Sleep duration and cardiovascular disease gets lots of press, even though the studies are inconclusive. Some speculate a "U" shaped curve where too little sleep and too much sleep is associated with higher risk of cardiovascular disease. It's unclear, but insomnia gets linked to sleep deprivation, and thus the news runs with stories that insomnia can increase risk of cardiovascular disease. I have blogged about it multiple times, here, here, and here. There are relatively few studies that have examined the relationship between insomnia and stroke.

This study is a retrospective cohort study based in Taiwan. They looked at patients with a diagnosis of insomnia, and used a comparison group without insomnia. They excluded those patients with a known diagnosis of obstructive sleep apnea and those with previous diagnosis of stroke. Then they tracked the populations for 4 years to analyze the number of strokes that occurred. There were 21,438 subjects with insomnia diagnoses and 64,314 subjects without insomnia. As expected, prevalence of diabetes, high blood pressure, high cholesterol, depression, anxiety, and atrial fibrillation were all higher in the insomnia population. During the 4 year follow up period, 583 of the insomnia patients developed stroke, whereas 962 of the patients without insomnia developed stroke. The incidence rate was significantly higher in the insomnia patient group than in the group without insomnia.

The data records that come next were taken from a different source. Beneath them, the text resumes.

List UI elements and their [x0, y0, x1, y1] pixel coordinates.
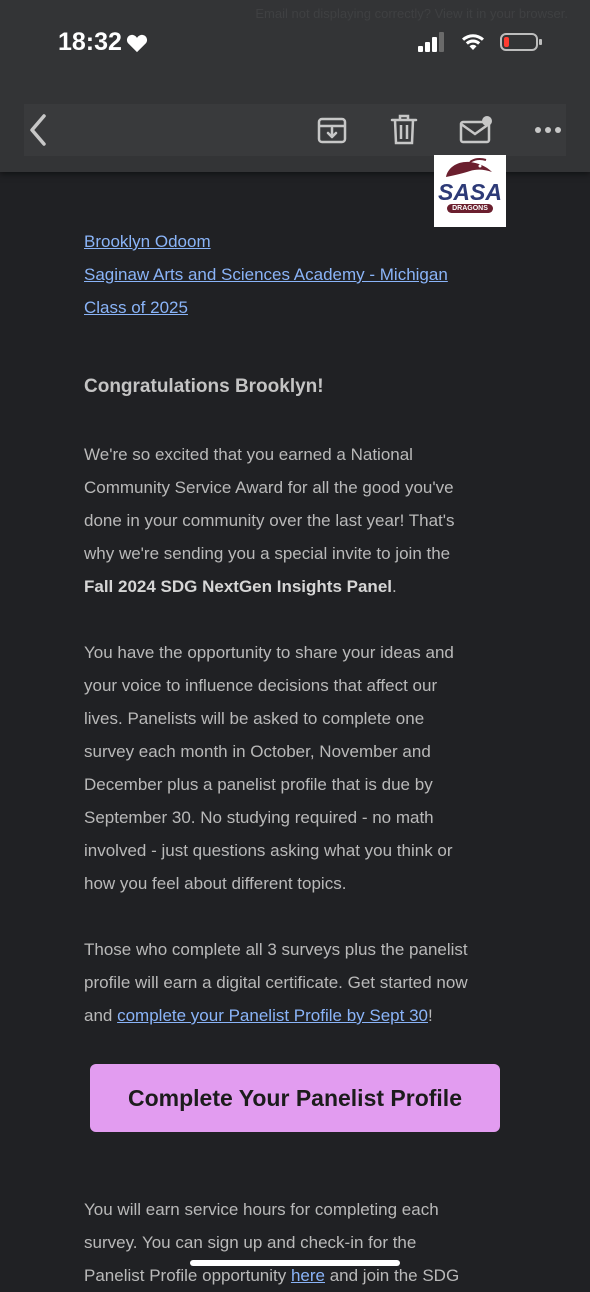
intro-line: why we're sending you a special invite t… — [84, 544, 451, 563]
recipient-school: Saginaw Arts and Sciences Academy - Mich… — [84, 265, 448, 285]
logo-subtext: DRAGONS — [447, 204, 493, 213]
intro-line: done in your community over the last yea… — [84, 511, 455, 530]
opportunity-line: September 30. No studying required - no … — [84, 808, 434, 827]
panelist-profile-link[interactable]: complete your Panelist Profile by Sept 3… — [117, 1006, 428, 1025]
time-label: 18:32 — [58, 28, 122, 56]
logo-wordmark: SASA — [438, 179, 502, 205]
cellular-signal-icon — [418, 32, 444, 52]
chevron-left-icon — [30, 114, 46, 146]
delete-button[interactable] — [386, 104, 422, 156]
certificate-post: ! — [427, 1006, 433, 1025]
opportunity-line: how you feel about different topics. — [84, 874, 347, 893]
certificate-line: and complete your Panelist Profile by Se… — [84, 999, 468, 1032]
opportunity-paragraph: You have the opportunity to share your i… — [84, 636, 454, 900]
opportunity-line: You have the opportunity to share your i… — [84, 643, 454, 662]
opportunity-line: December plus a panelist profile that is… — [84, 775, 433, 794]
dragon-mascot-icon — [446, 157, 492, 177]
school-logo: SASA DRAGONS — [434, 155, 506, 227]
intro-line: Community Service Award for all the good… — [84, 478, 454, 497]
more-button[interactable] — [530, 104, 566, 156]
recipient-class: Class of 2025 — [84, 298, 188, 318]
intro-line: Fall 2024 SDG NextGen Insights Panel. — [84, 570, 455, 603]
recipient-name: Brooklyn Odoom — [84, 232, 211, 252]
intro-end: . — [392, 577, 397, 596]
service-post: and join the SDG — [324, 1266, 460, 1285]
greeting-heading: Congratulations Brooklyn! — [84, 376, 324, 397]
heart-icon — [126, 34, 148, 52]
recipient-school-link[interactable]: Saginaw Arts and Sciences Academy - Mich… — [84, 265, 448, 284]
battery-icon — [500, 33, 542, 51]
more-horizontal-icon — [535, 127, 561, 133]
opportunity-line: your voice to influence decisions that a… — [84, 676, 438, 695]
opportunity-line: lives. Panelists will be asked to comple… — [84, 709, 425, 728]
service-pre: Panelist Profile opportunity — [84, 1266, 291, 1285]
archive-icon — [317, 117, 347, 144]
status-icons — [418, 32, 542, 52]
opportunity-line: involved - just questions asking what yo… — [84, 841, 453, 860]
complete-profile-button[interactable]: Complete Your Panelist Profile — [90, 1064, 500, 1132]
mark-unread-button[interactable] — [456, 104, 496, 156]
service-line: survey. You can sign up and check-in for… — [84, 1233, 417, 1252]
certificate-line: Those who complete all 3 surveys plus th… — [84, 940, 468, 959]
panel-name: Fall 2024 SDG NextGen Insights Panel — [84, 577, 392, 596]
top-bar: Email not displaying correctly? View it … — [0, 0, 590, 172]
status-time: 18:32 — [58, 28, 148, 57]
archive-button[interactable] — [314, 104, 350, 156]
mail-unread-icon — [459, 116, 492, 144]
trash-icon — [390, 114, 418, 145]
intro-paragraph: We're so excited that you earned a Natio… — [84, 438, 455, 603]
service-hours-paragraph: You will earn service hours for completi… — [84, 1193, 459, 1292]
recipient-name-link[interactable]: Brooklyn Odoom — [84, 232, 211, 251]
email-toolbar — [24, 104, 566, 156]
back-button[interactable] — [18, 104, 58, 156]
certificate-line: profile will earn a digital certificate.… — [84, 973, 468, 992]
here-link[interactable]: here — [291, 1266, 325, 1285]
view-in-browser-text[interactable]: Email not displaying correctly? View it … — [255, 6, 568, 21]
certificate-paragraph: Those who complete all 3 surveys plus th… — [84, 933, 468, 1032]
recipient-class-link[interactable]: Class of 2025 — [84, 298, 188, 317]
certificate-pre: and — [84, 1006, 118, 1025]
opportunity-line: survey each month in October, November a… — [84, 742, 431, 761]
wifi-icon — [462, 34, 484, 50]
service-line: You will earn service hours for completi… — [84, 1200, 439, 1219]
intro-line: We're so excited that you earned a Natio… — [84, 445, 413, 464]
home-indicator[interactable] — [190, 1260, 400, 1266]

Again, there are some important limitations in this study, some of which are not addressed by the study authors. One big one is that we really don't know if the patients had primary or secondary insomnia. For all we know, the patients with insomnia and stroke may all have had undiagnosed obstructive sleep apnea. Also, the researchers relied on a diagnosis code for insomnia, but that does not mean these patients had a clinical interview by a sleep physician to determine that diagnosis. We don't know who is making the diagnosis of insomnia or how it is being made. There seems to be too many details left out to make any reasonable conclusions. I do agree with the authors that we need to screen and treat insomnia. It's also important to make an accurate diagnosis.

The reason I harp on this topic is that many of my patients with chronic insomnia inadvertently worsen their insomnia by worrying about the supposed health effects of insomnia. The news media and magazine articles make "insomnia" sound so dangerous. But if these individuals have primary insomnia, then they are not necessarily at increased risk just from the insomnia alone.